Vila Kematian Bagian 1

Cerita Pendek: Villa Kematian


Aku adalah Vanesa. Aku seorang mahasiswa semester tiga. Di hari libur semester ini, aku memutuskan untuk pergi berlibur. Pikiranku terlalu berat karena tugas-tugas yang mencekik keseharianku. Bahkan ketika aku tertidur pun rasanya tetap dihantui oleh tugas-tugas yang belum aku selesaikan.

Aku menghubungi teman-teman dekatku untuk mengajaknya mereka berlibur ke puncak. Beruntung, mereka setuju untuk ikut walaupun mereka lebih memilih tinggal di villa daripada mendirikan tenda. Tidak apa, aku yakin mereka khawatir dengan binatang buas yang berkeliaran di musim hujan ini.

Uang saku sudah aku kumpulkan sejak liburan belum dimulai karena aku tahu liburan kali ini aku membutuhkan banyak uang untuk menyewa villa dan jalan-jalan di puncak. Setelah uang yang aku kumpulkan mencukupi, inilah saatnya aku dan teman-temanku –Shera, Keni, Rangga, Kevin, dan Indra pergi ke tempat tujuan.

Kami berhenti di sebuah villa, villa yang cukup bagus. Dengan latar pemandangan yang menyegarkan pikiran. Namun, ada satu yang janggal. Orang-orang menyebutnya villa kematian. Mereka percaya, villa itu tidak aman. Setiap orang yang datang ke sana tidak akan pernah tenang semasa hidupnya. Bahkan, penjaga dan pengurus villa itu pun tak pernah berani menginap satu malam di sana.

Hah. Mitos murahan. Kami tidak pernah percaya hal yang seperti itu. Memangnya, apa sih yang membuat mereka berkata kalau villa itu merupakan villa kematian? Menurutku, itu hanyalah urban legend belaka karena villa ini memang letaknya agak jauh dan sepi sehingga jarang orang yang mau menginap di sini.

Kami masuk ke dalam villa. Villa yang awalnya sunyi kini terhiasi suara kami yang rusuh ketika memindahkan barang-barang kami dari bagasi mobil ke dalam villa. Kepalaku terus berputar, mataku menyapu setiap sudut ruangan. Villa ini tidak sama seperti apa yang mereka katakan. Dindingnya yang masih bersih tidak menandakan kalau villa ini sudah tua, langit-langit dan kusen yang masih mulus pun tidak menandakan kalau ini villa yang lapuk.

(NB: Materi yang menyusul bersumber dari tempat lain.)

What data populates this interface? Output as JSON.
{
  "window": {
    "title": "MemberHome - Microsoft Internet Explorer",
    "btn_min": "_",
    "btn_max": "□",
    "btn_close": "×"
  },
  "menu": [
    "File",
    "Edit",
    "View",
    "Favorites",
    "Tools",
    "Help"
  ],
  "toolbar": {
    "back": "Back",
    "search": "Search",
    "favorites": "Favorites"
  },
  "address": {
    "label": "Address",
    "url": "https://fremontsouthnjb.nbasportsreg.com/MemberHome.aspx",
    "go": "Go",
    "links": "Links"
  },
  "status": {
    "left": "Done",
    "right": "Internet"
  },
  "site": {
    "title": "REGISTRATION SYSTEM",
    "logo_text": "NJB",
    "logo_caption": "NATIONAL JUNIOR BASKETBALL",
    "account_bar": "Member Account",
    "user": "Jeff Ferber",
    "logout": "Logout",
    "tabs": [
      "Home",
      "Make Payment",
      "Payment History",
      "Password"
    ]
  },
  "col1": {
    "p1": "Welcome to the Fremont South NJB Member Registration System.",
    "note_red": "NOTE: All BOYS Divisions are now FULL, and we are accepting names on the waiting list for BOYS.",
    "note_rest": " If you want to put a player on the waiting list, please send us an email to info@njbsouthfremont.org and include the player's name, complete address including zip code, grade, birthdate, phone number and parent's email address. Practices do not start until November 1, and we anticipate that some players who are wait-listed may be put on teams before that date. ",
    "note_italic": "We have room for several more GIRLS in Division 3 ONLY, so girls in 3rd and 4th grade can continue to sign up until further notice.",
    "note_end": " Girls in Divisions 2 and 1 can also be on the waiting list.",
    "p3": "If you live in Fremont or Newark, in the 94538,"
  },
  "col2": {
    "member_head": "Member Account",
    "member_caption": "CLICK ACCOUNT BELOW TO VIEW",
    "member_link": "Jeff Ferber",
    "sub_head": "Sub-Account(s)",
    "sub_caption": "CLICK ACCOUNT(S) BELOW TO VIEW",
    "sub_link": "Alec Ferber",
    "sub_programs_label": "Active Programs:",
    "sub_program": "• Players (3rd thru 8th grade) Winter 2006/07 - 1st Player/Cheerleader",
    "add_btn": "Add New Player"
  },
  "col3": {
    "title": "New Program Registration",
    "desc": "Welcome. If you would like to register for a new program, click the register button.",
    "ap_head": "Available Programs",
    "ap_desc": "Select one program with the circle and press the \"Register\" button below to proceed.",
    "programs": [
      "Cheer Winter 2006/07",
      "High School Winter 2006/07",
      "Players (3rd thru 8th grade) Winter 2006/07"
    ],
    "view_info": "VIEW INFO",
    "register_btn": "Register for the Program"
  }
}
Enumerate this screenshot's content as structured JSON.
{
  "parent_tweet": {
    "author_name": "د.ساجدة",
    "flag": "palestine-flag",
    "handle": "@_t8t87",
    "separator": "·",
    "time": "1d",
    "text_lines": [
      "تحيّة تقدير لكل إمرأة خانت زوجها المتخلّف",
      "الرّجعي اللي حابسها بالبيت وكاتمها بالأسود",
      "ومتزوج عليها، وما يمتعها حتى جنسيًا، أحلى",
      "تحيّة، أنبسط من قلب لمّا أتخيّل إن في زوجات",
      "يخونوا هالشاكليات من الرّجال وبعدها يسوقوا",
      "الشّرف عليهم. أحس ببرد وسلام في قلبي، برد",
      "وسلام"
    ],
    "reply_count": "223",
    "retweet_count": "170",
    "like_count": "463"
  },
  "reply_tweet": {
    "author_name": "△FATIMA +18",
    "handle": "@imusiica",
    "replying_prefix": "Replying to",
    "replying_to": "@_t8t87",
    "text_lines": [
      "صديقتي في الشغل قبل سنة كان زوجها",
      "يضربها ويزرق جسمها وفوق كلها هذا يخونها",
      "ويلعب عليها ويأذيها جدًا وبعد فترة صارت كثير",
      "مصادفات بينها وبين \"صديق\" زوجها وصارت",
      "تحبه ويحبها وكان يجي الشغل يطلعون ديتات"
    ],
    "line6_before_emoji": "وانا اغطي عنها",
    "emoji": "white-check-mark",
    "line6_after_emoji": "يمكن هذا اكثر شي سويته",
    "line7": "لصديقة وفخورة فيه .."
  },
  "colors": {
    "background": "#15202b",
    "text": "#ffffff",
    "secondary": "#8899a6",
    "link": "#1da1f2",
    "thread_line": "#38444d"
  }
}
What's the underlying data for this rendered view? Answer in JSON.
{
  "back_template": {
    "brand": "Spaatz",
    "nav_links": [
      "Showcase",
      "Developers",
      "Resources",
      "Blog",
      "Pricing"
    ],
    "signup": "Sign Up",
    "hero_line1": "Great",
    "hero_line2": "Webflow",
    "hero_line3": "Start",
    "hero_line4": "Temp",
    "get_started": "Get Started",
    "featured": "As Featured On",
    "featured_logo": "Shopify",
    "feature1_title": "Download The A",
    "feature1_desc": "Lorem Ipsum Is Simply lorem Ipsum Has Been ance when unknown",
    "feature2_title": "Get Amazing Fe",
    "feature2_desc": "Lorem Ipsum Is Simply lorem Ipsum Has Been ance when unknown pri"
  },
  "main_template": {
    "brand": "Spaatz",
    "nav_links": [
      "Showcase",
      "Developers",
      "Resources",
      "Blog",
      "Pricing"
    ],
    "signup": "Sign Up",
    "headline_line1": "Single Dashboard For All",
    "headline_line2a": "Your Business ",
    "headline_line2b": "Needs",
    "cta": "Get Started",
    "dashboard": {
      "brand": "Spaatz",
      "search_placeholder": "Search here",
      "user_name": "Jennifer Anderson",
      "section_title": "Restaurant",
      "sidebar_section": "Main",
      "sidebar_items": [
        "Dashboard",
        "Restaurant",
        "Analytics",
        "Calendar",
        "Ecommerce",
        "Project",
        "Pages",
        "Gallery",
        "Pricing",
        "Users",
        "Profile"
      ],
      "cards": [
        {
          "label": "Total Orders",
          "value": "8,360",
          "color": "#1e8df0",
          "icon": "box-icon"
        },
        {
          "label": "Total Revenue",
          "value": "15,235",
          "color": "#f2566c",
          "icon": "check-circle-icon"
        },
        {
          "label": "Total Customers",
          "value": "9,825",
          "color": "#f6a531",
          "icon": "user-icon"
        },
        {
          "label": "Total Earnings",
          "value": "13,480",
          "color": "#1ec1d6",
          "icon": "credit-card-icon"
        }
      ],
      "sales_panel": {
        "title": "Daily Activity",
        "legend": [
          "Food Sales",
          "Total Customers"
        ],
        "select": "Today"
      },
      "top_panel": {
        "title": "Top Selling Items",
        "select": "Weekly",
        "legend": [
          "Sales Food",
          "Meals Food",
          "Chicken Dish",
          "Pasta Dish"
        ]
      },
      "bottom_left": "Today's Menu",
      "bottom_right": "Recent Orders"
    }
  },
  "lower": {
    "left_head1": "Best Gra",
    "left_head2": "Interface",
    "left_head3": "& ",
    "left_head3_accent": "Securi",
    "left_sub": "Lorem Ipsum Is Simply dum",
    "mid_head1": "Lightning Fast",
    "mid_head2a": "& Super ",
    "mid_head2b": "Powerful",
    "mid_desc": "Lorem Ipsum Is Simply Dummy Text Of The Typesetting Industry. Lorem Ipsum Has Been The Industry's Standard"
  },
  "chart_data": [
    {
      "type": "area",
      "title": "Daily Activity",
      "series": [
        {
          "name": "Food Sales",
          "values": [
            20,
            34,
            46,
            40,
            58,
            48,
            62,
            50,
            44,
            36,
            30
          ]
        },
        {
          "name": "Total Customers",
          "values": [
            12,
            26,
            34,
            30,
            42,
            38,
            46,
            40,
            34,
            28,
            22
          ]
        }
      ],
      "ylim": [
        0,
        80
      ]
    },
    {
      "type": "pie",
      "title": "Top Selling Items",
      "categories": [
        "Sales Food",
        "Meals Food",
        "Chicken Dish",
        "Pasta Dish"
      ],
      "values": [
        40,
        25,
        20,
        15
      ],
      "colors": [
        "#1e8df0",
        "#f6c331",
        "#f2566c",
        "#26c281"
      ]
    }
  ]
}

Sepertinya orang-orang hanya termakan oleh cerita-cerita yang disebarkan dari mulut ke mulut.

Villa ini memang nyaman. Namun, ada satu yang membuat tidak nyaman. Di dalam villa ini udaranya sangat panas, baru saja menginjakkan kaki beberapa menit sudah bisa mengucurkan keringat dari tubuh. Tidak tahan dengan udara yang seperti ini, aku pun ingin mandi. Padahal udara di luar sangatlah dingin, bahkan aku sampai berpikir tidak akan menyentuh air selama berada di tempat ini.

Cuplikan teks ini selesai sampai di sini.